GOLD COAST, Australia – Kylie Masse and Taylor Ruck provided Canada a gold and silver finish in the women’s 200-m backstroke on Sunday in swimming action at the Commonwealth Games.
It was a second victory for Masse (Windsor, Ont./University of Toronto) while Ruck (Swimming Canada High Performance Centre-Ontario) notched her sixth medal of the competition.
Canada ended the day with five more medals to bring its four-day swimming total to 14 and surpass its 11-medal intake from four years ago in Glasgow.
In the women’s 200-m backstroke, Masse set a Games record two minutes and 05.98 seconds to finish ahead of Ruck who clocked 2:06.42 out of Lane 1. Emily Seebohm of Australia was third in 2:06.82 and Olympic bronze medallist Hilary Caldwell of White Rock, B.C., was fifth in 2:09.22.
With the victory, Masse ended a 40-year gold medal drought in the event at the Games for Canada. On Saturday she was the first Canadian winner in the 100 back in 44 years.
‘’I’m super happy with that,’’ said Masse. ‘’I just tried to come in to my first 100 easy speed and really build it towards giving my all on the last length.’’
Despite her busy schedule, Ruck does not seem to be losing any steam. She qualified seventh in prelims.
“It definitely boosts my confidence to know that I can focus on each of my individual swims,’’ she said. ‘’I went in to have fun tonight with no expectations except to finish higher than in prelims.’’
Caldwell said that this was probably the last competition of her career.
‘’I didn’t have quite the performance I wanted at the worlds last year after a great season of training,’’ she said. ‘’I really wanted to come down here and be in the Games environment. It’s a cool way to end.’’
Two more Canadians were on the podium in the women’s 200-m individual medley final. Siobhan Marie O’Connor of England took the gold in 2:09.80, Sarah Darcel of HPC-Victoria followed in 2:11.14 for the silver and Erika Seltenreich-Hodgson of the HPC-Vancouver was third in 2:11.74.
‘’The breaststroke was the key for me,’’ said Darcel. ‘’It was a great race.’’
Seltenreich-Hodgson, who has been on the national team since 2013, was satisfied with the first individual medal of her career.
‘’The time wasn’t really what I wanted,’’ said the Ottawa native. ‘’But at the same time I did everything I could to get to the wall, so I’m happy.’’
In the Para-swimming 200-m individual medley, Australians were 1-2 with Jesse Aungles first in 2:30.77 and Blake Cochrane second in 2:32.72 followed by Philippe Vachon of Trois-Rivieres, Que., who clocked 2:34.03 for the bronze. Zach Zona of Waterford, Ont., was fifth in 2:41.66.
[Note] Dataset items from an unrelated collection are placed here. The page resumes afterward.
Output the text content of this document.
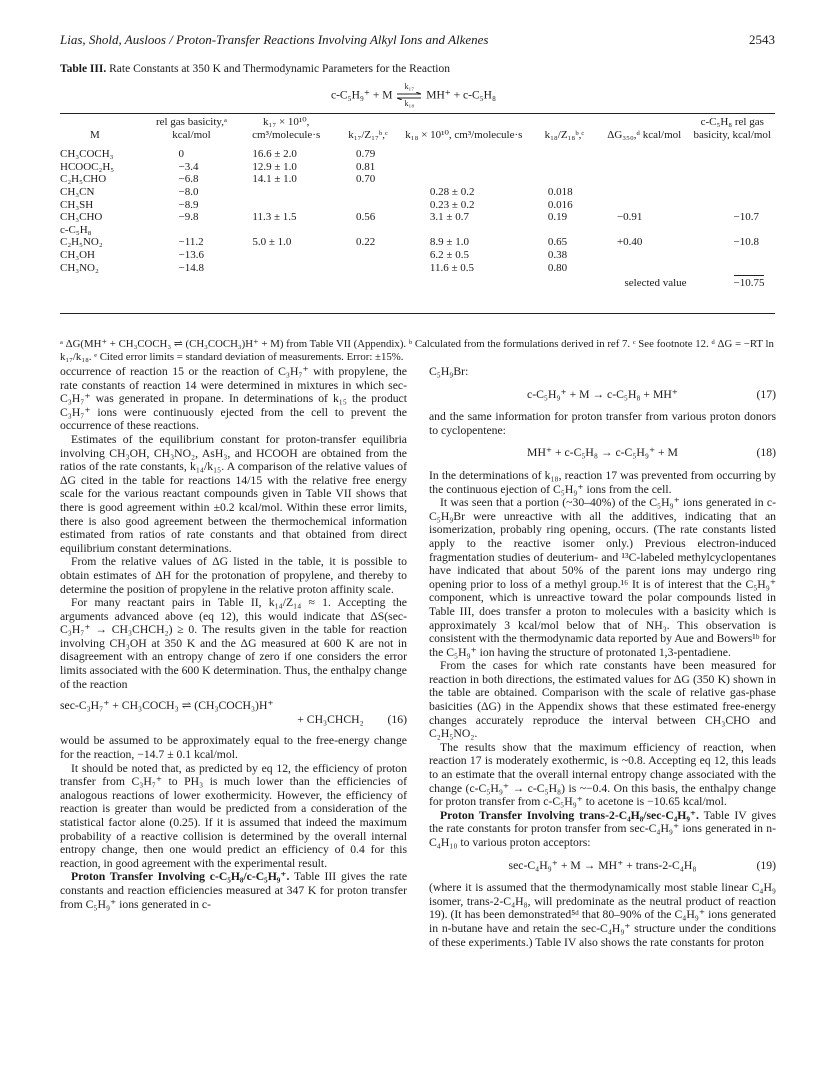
Lias, Shold, Ausloos / Proton-Transfer Reactions Involving Alkyl Ions and Alkenes	2543
Table III. Rate Constants at 350 K and Thermodynamic Parameters for the Reaction
c-C₅H₉⁺ + M
k₁₇
k₁₈
MH⁺ + c-C₅H₈
M	rel gas basicity,ᵃ kcal/mol	k₁₇ × 10¹⁰, cm³/molecule·s	k₁₇/Z₁₇ᵇ,ᶜ	k₁₈ × 10¹⁰, cm³/molecule·s	k₁₈/Z₁₈ᵇ,ᶜ	ΔG₃₅₀,ᵈ kcal/mol	c-C₅H₈ rel gas basicity, kcal/mol
CH₃COCH₃	0	16.6 ± 2.0	0.79				
HCOOC₂H₅	−3.4	12.9 ± 1.0	0.81				
C₂H₅CHO	−6.8	14.1 ± 1.0	0.70				
CH₃CN	−8.0			0.28 ± 0.2	0.018		
CH₃SH	−8.9			0.23 ± 0.2	0.016		
CH₃CHO	−9.8	11.3 ± 1.5	0.56	3.1 ± 0.7	0.19	−0.91	−10.7
c-C₅H₈							
C₂H₅NO₂	−11.2	5.0 ± 1.0	0.22	8.9 ± 1.0	0.65	+0.40	−10.8
CH₃OH	−13.6			6.2 ± 0.5	0.38		
CH₃NO₂	−14.8			11.6 ± 0.5	0.80		
selected value							−10.75
ᵃ ΔG(MH⁺ + CH₃COCH₃ ⇌ (CH₃COCH₃)H⁺ + M) from Table VII (Appendix). ᵇ Calculated from the formulations derived in ref 7. ᶜ See footnote 12. ᵈ ΔG = −RT ln k₁₇/k₁₈. ᵉ Cited error limits = standard deviation of measurements. Error: ±15%.

occurrence of reaction 15 or the reaction of C₃H₇⁺ with propylene, the rate constants of reaction 14 were determined in mixtures in which sec-C₃H₇⁺ was generated in propane. In determinations of k₁₅ the product C₃H₇⁺ ions were continuously ejected from the cell to prevent the occurrence of these reactions.

Estimates of the equilibrium constant for proton-transfer equilibria involving CH₃OH, CH₃NO₂, AsH₃, and HCOOH are obtained from the ratios of the rate constants, k₁₄/k₁₅. A comparison of the relative values of ΔG cited in the table for reactions 14/15 with the relative free energy scale for the various reactant compounds given in Table VII shows that there is good agreement within ±0.2 kcal/mol. Within these error limits, there is also good agreement between the thermochemical information estimated from ratios of rate constants and that obtained from direct equilibrium constant determinations.

From the relative values of ΔG listed in the table, it is possible to obtain estimates of ΔH for the protonation of propylene, and thereby to determine the position of propylene in the relative proton affinity scale.

For many reactant pairs in Table II, k₁₄/Z₁₄ ≈ 1. Accepting the arguments advanced above (eq 12), this would indicate that ΔS(sec-C₃H₇⁺ → CH₃CHCH₂) ≥ 0. The results given in the table for reaction involving CH₃OH at 350 K and the ΔG measured at 600 K are not in disagreement with an entropy change of zero if one considers the error limits associated with the 600 K determination. Thus, the enthalpy change of the reaction

sec-C₃H₇⁺ + CH₃COCH₃ ⇌ (CH₃COCH₃)H⁺
+ CH₃CHCH₂ (16)

would be assumed to be approximately equal to the free-energy change for the reaction, −14.7 ± 0.1 kcal/mol.

It should be noted that, as predicted by eq 12, the efficiency of proton transfer from C₃H₇⁺ to PH₃ is much lower than the efficiencies of analogous reactions of lower exothermicity. However, the efficiency of reaction is greater than would be predicted from a consideration of the statistical factor alone (0.25). If it is assumed that indeed the maximum probability of a reactive collision is determined by the overall internal entropy change, then one would predict an efficiency of 0.4 for this reaction, in good agreement with the experimental result.

Proton Transfer Involving c-C₅H₈/c-C₅H₉⁺. Table III gives the rate constants and reaction efficiencies measured at 347 K for proton transfer from C₅H₉⁺ ions generated in c-

C₅H₉Br:

c-C₅H₉⁺ + M → c-C₅H₈ + MH⁺	(17)

and the same information for proton transfer from various proton donors to cyclopentene:

MH⁺ + c-C₅H₈ → c-C₅H₉⁺ + M	(18)

In the determinations of k₁₈, reaction 17 was prevented from occurring by the continuous ejection of C₅H₉⁺ ions from the cell.

It was seen that a portion (~30–40%) of the C₅H₉⁺ ions generated in c-C₅H₉Br were unreactive with all the additives, indicating that an isomerization, probably ring opening, occurs. (The rate constants listed apply to the reactive isomer only.) Previous electron-induced fragmentation studies of deuterium- and ¹³C-labeled methylcyclopentanes have indicated that about 50% of the parent ions may undergo ring opening prior to loss of a methyl group.¹⁶ It is of interest that the C₅H₉⁺ component, which is unreactive toward the polar compounds listed in Table III, does transfer a proton to molecules with a basicity which is approximately 3 kcal/mol below that of NH₃. This observation is consistent with the thermodynamic data reported by Aue and Bowers¹ᵇ for the C₅H₉⁺ ion having the structure of protonated 1,3-pentadiene.

From the cases for which rate constants have been measured for reaction in both directions, the estimated values for ΔG (350 K) shown in the table are obtained. Comparison with the scale of relative gas-phase basicities (ΔG) in the Appendix shows that these estimated free-energy changes accurately reproduce the interval between CH₃CHO and C₂H₅NO₂.

The results show that the maximum efficiency of reaction, when reaction 17 is moderately exothermic, is ~0.8. Accepting eq 12, this leads to an estimate that the overall internal entropy change associated with the change (c-C₅H₉⁺ → c-C₅H₈) is ~−0.4. On this basis, the enthalpy change for proton transfer from c-C₅H₉⁺ to acetone is −10.65 kcal/mol.

Proton Transfer Involving trans-2-C₄H₈/sec-C₄H₉⁺. Table IV gives the rate constants for proton transfer from sec-C₄H₉⁺ ions generated in n-C₄H₁₀ to various proton acceptors:

sec-C₄H₉⁺ + M → MH⁺ + trans-2-C₄H₈	(19)

(where it is assumed that the thermodynamically most stable linear C₄H₉ isomer, trans-2-C₄H₈, will predominate as the neutral product of reaction 19). (It has been demonstrated⁵ᵈ that 80–90% of the C₄H₉⁺ ions generated in n-butane have and retain the sec-C₄H₉⁺ structure under the conditions of these experiments.) Table IV also shows the rate constants for proton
‘’It just felt super amazing,’’ said Vachon. ‘’Celebrating this moment made all the work I put in to be here worth it.’’
In the women’s Para-swimming 100-m freestyle, Katarina Roxon of Kippens, N.L. was sixth in 1:08.18, Abi Tripp of Kingston, Ont., seventh in 1:09.43 and Morgan Bird of Calgary eighth in 1:09.85.
‘’I love the enthusiasm of our young team,’’ said Roxon, 25, competing at her third Commonwealth Games. ‘’To see them so excited about swimming reminds when I was around their age. That’s what keeps me going. I love sport and I love swimming and that will never change.’’
On the men’s side, Yuri Kisil of Calgary was seventh in the 100-m freestyle in 48.80 and Canada was fourth in the men’s 4×200-m freestyle relay in 7:14.12 with Jeremy Bagshaw of HPC-Victoria, Markus Thormeyer, Kisil and Carson Olafson of HPC-Vancouver.
‘’In the relays we always want to give our all for each other,’’ said Kisil. ‘’Having that kind of effort really lifts the whole team.’’
In the 100-butterfly semifinal, Josiah Binnema of HPC-Vancouver overcame troubles with his goggles to qualify eighth for the final in 53.41.
In the women’s 100-m freestyle semifinals, Ruck qualified second in 53.05, Kayla Sanchez of HPC-Ontario fifth in 54.18 and Penny Oleksiak of Toronto Swim Club sixth in 54.34.
‘’It was a fun race with the crazy crowd,’’ said Sanchez. “I just need to fix up some little things. I’m super excited about the final.’’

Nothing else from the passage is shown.